About time to make my exit, I think. I charge the back wall, run up it a couple of steps, and shove off to backflip over the convert’s head to get behind him. Spinning as I land, I extend my sword arm, and a soft snick of sound severs the convert’s head from his body. The body keeps going, slamming into the wall, bouncing off to fall on its back again. There, it flails, claws scraping at the floor, legs kicking out to run for a full minute before it bleeds out and its movements are reduced to dying muscle spasms.
But the head…
I step around the pool of his thin blood to pick it up by the ear. The eyes shift left and right, mouth still opening and closing as venom ejects from its canines in small spurts.
“Disgusting creatures.”
But ones that make neat trophies. I take the head back upstairs to one of the science labs. It’s equipped with scalpels, pins, and other nifty dissection tools, which make it easy to remove the still-shifting flesh from the skull. The brain takes a little longer, seeing as how the skull is so thick and openings into it so small, I’m reduced to scraping it out by tiny spoonfuls. Once I have the skull stripped naked, I hop out through the window and jog over to the pool, where a couple of puddles still remain after the rains two days ago for me to rinse it—and myself—off.
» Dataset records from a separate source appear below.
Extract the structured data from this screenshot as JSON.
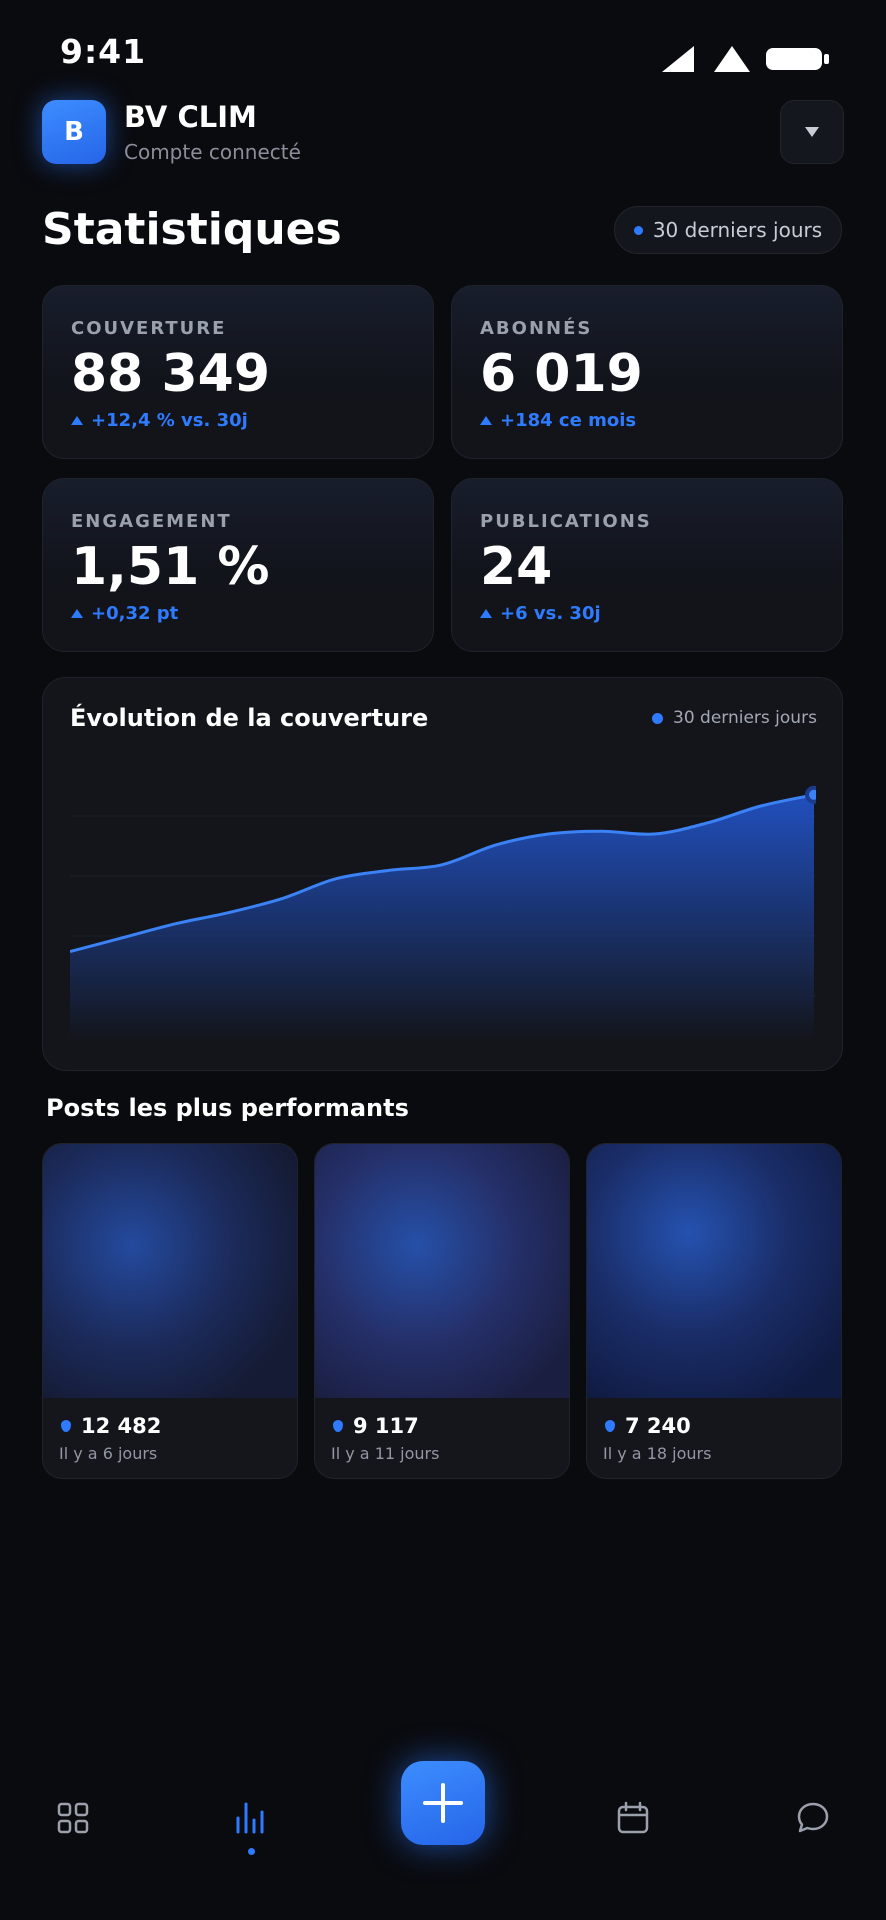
{
  "status_bar": {
    "time": "9:41"
  },
  "header": {
    "avatar_letter": "B",
    "account_name": "BV CLIM",
    "account_subtitle": "Compte connecté"
  },
  "page": {
    "title": "Statistiques",
    "period": "30 derniers jours"
  },
  "stats": [
    {
      "label": "COUVERTURE",
      "value": "88 349",
      "delta": "+12,4 % vs. 30j"
    },
    {
      "label": "ABONNÉS",
      "value": "6 019",
      "delta": "+184 ce mois"
    },
    {
      "label": "ENGAGEMENT",
      "value": "1,51 %",
      "delta": "+0,32 pt"
    },
    {
      "label": "PUBLICATIONS",
      "value": "24",
      "delta": "+6 vs. 30j"
    }
  ],
  "chart": {
    "title": "Évolution de la couverture",
    "legend": "30 derniers jours"
  },
  "chart_data": {
    "type": "area",
    "title": "Évolution de la couverture",
    "xlabel": "",
    "ylabel": "",
    "series": [
      {
        "values": [
          28,
          33,
          38,
          42,
          47,
          54,
          57,
          59,
          66,
          70,
          71,
          70,
          74,
          80,
          84
        ]
      }
    ],
    "grid": true
  },
  "posts_section": {
    "title": "Posts les plus performants",
    "items": [
      {
        "reach": "12 482",
        "age": "Il y a 6 jours"
      },
      {
        "reach": "9 117",
        "age": "Il y a 11 jours"
      },
      {
        "reach": "7 240",
        "age": "Il y a 18 jours"
      }
    ]
  },
  "nav": {
    "items": [
      "dashboard-icon",
      "stats-icon",
      "add-icon",
      "calendar-icon",
      "chat-icon"
    ],
    "active": "stats-icon"
  },
  "colors": {
    "accent": "#2f7bff",
    "background": "#0a0b0f",
    "card": "#13151b"
  }
}
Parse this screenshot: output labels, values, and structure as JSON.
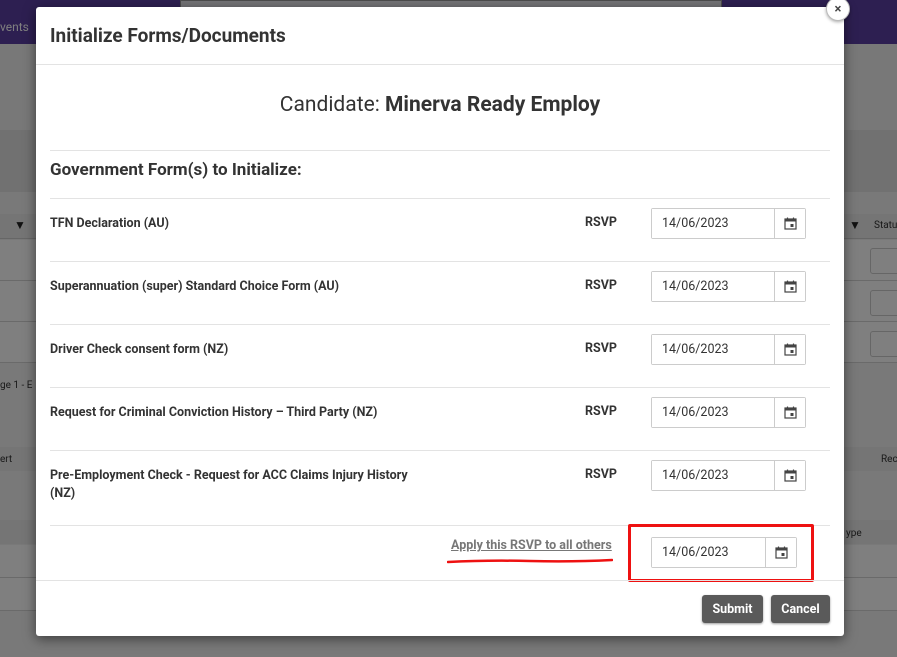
{
  "background": {
    "nav_text": "vents",
    "page_hint": "ge 1 - E",
    "col_a": "ert",
    "col_b": "Rec",
    "col_status": "Statu",
    "col_type": "ype"
  },
  "modal": {
    "title": "Initialize Forms/Documents",
    "close_label": "×",
    "candidate_prefix": "Candidate: ",
    "candidate_name": "Minerva Ready Employ",
    "section_title": "Government Form(s) to Initialize:",
    "rsvp_label": "RSVP",
    "forms": [
      {
        "name": "TFN Declaration (AU)",
        "date": "14/06/2023"
      },
      {
        "name": "Superannuation (super) Standard Choice Form (AU)",
        "date": "14/06/2023"
      },
      {
        "name": "Driver Check consent form (NZ)",
        "date": "14/06/2023"
      },
      {
        "name": "Request for Criminal Conviction History – Third Party (NZ)",
        "date": "14/06/2023"
      },
      {
        "name": "Pre-Employment Check - Request for ACC Claims Injury History (NZ)",
        "date": "14/06/2023"
      }
    ],
    "apply_all_label": "Apply this RSVP to all others",
    "apply_all_date": "14/06/2023",
    "submit_label": "Submit",
    "cancel_label": "Cancel"
  },
  "colors": {
    "topbar": "#5b3fa3",
    "highlight": "#ee1111",
    "button": "#5a5a5a"
  }
}
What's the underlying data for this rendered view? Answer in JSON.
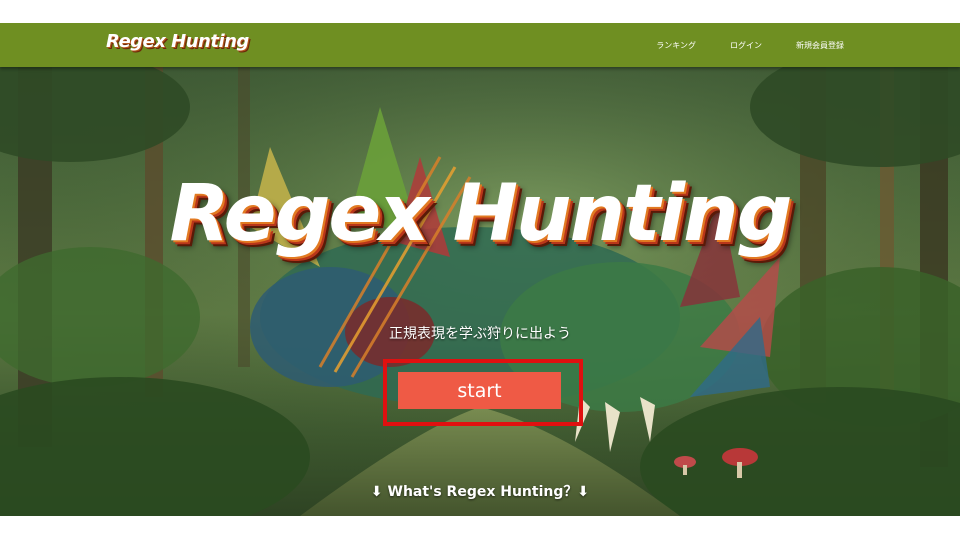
{
  "app": {
    "logo_text": "Regex Hunting"
  },
  "nav": {
    "links": [
      "ランキング",
      "ログイン",
      "新規会員登録"
    ]
  },
  "hero": {
    "title": "Regex Hunting",
    "subtitle": "正規表現を学ぶ狩りに出よう",
    "start_label": "start",
    "what_label": "⬇ What's Regex Hunting？⬇"
  },
  "colors": {
    "nav_bg": "#6f8f22",
    "start_button": "#ef5a45",
    "highlight_border": "#e01010"
  }
}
This one’s going on my nightstand. “Happy sixteenth, Hellraiser.” I grin and hug my present to my bare chest. “It’s exactly what I wanted!”
Task complete, I return to my Show and Tell sunroom to retrieve my clothes. I hate putting them back on; it feels so much more natural to just stay naked, but I can’t go riding back into Hopetown without a stitch on. Apparently, it’s rude.
Outside, my brown mare, Thunder, is still grazing in the former parking lot. Won’t touch the grass, but she’ll strip leaves off the trees growing through abandoned cars like there’s no tomorrow. Weirdo.
I whistle to her, and she comes trotting. “Hey, girl, did you eat enough to make yourself sick again?”
She snorts, lips my temple and tears out a few strands of hair. Chows those down, too.
“I swear, sometimes I wonder whether you’re even a horse at all.”
It’s an easy ride back to Hopetown, an hour at full sprint, maybe two at an easy trot. I take my time, enjoy the illusion of complete freedom before reality sets in again. Sometimes, the chains that aren’t made of metal chafe the worst.
My home colony of Hopetown is a testament to the survivalist force of sheer dumb luck. That’s the only way I have to explain how so many people with pre-industrial revolution era skills happened to end up in the same, strategically brilliant place at exactly the right time and managed to make it through a disaster that wiped out ninety percent of the state’s population in a matter of months.
Tucked away in a park sheltered by rolling hills on all sides, Hopetown is the site of the last Renaissance Faire ever organized anywhere in the world. It’s just far enough from the nearest town to avoid immediate detection, only a short ride from several farms and horse ranches—which became the bedrock for an agricultural revival of the new middle age. The park is surrounded by trees—which the people used to build a fortified wall around it—and has a large lake—which they turned into a fishery.
In short, when shit hit the fan some fifteen years ago, somewhere up there, God must have winked.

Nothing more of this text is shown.